Вот поразительный пример: когда во время войны вышел "перевод" Тарковского колоссальной по объёму поэмы "Сорок девушек", то в подзаголовке стояло "каракалпакский эпос".

А более чем три десятилетия спустя, в "Избранном" 1982 года отрывки из этой огромной поэмы уже были напечатаны среди собственных произведений Тарковского, хотя и указано, что поэма писалась "по мотивам" народных сказаний каракалпаков.

Итак, Тарковскому приходилось выдавать собственное творчество за перевод, чтобы опубликовать! Одни только нередкие аллюзии, да и прямые ссылки в тексте на суфиев, исключали в то время публикацию этой любимой Тарковским поэмы под собственным именем. А как фольклорное произведение, она была напечатана огромным тиражом. И невероятно изобретательная смена ритмов и мелодий, что вовсе не свойственно поэзии Востока, ни у кого тогда не вызвала подозрений: ну, мало ли как переводят с подстрочников…

Сравнивая дарование Тарковского с близкими ему Державиным и отчасти Тютчевым, критик Сергей Чупринин говорит в предисловии к однотомнику 1982 года: "Отношения между поэтом и миром справедливо было бы назвать средневековыми.
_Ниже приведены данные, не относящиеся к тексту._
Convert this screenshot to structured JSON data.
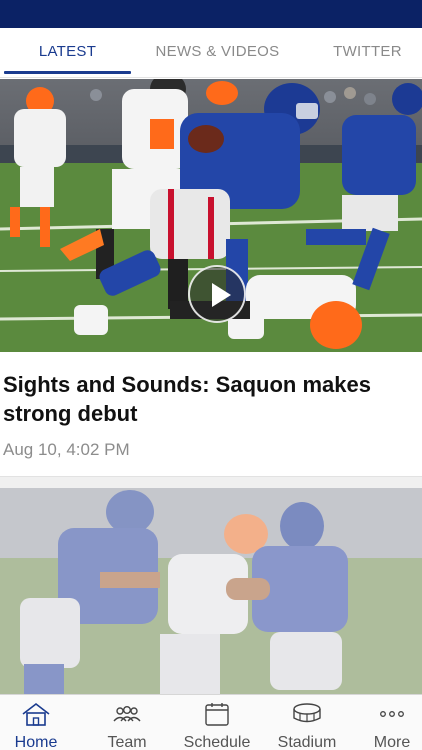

Таковы отношения сюзерена и вассала, владыки и прихожанина". И дальше: "Слишком велика иерархическая дистанция, разделяющая мир и человека, слишком не¬соизмеримы их уделы".

Впервые вместо полагающегося по соцреалистическим нормам восхваления человека (Человека!), особенно советского, вместо идеологии антропоцентрического зазнайства, принятого за последнюю и обязательную истину в СССР, поэт с уважением говорит о мысли, бьющейся над главным гамлетовским вопросом. Вспоминаются тут слова Гавриила Державина:

Я — связь миров повсюду сущих,

Я крайня степень вещества,

Я средоточие живущих,

Черта начальна божества.

Именно перекликающееся с державинским представление о двуедином начале в человеке, по ощущению Тарковского — «божественное и тварное вместе», — именно эта двойственность и заставляет его метаться в поисках смысла бытия. Вот почему на строку Державина "Я царь, я раб, я червь, я Бог" откликаются стихи Тарковского, говорящие о человеке –

Два берега связующее море,

Два космоса соединивший мост.

И вот — словно Гамлет с черепом Йорика в руках — Тарковский хочет угадать, а есть ли встреча с ушедшим и ушедшими?

А если это ложь, а если это сказка,

И если не лицо, а гипсовая маска

Глядит из-под земли на каждого из нас,

Камнями жесткими своих бесслезных глаз?

Поэзия Арсения Тарковского пронизана спором смертности с бессмертием. И дело не только в том, что суть человека двойственна, а в том, что эта двойная суть (как, впрочем, и в философии Бердяева) определяет свободу выбора: быть ли роботом обстоятельств, судьбы, бога, или быть соучастником продолжающегося вечно процесса сотворения мира, попутно, кстати, опровергая красноречие лермонтовского демона — «клянусь я первым днём творенья, клянусь его последним днём»…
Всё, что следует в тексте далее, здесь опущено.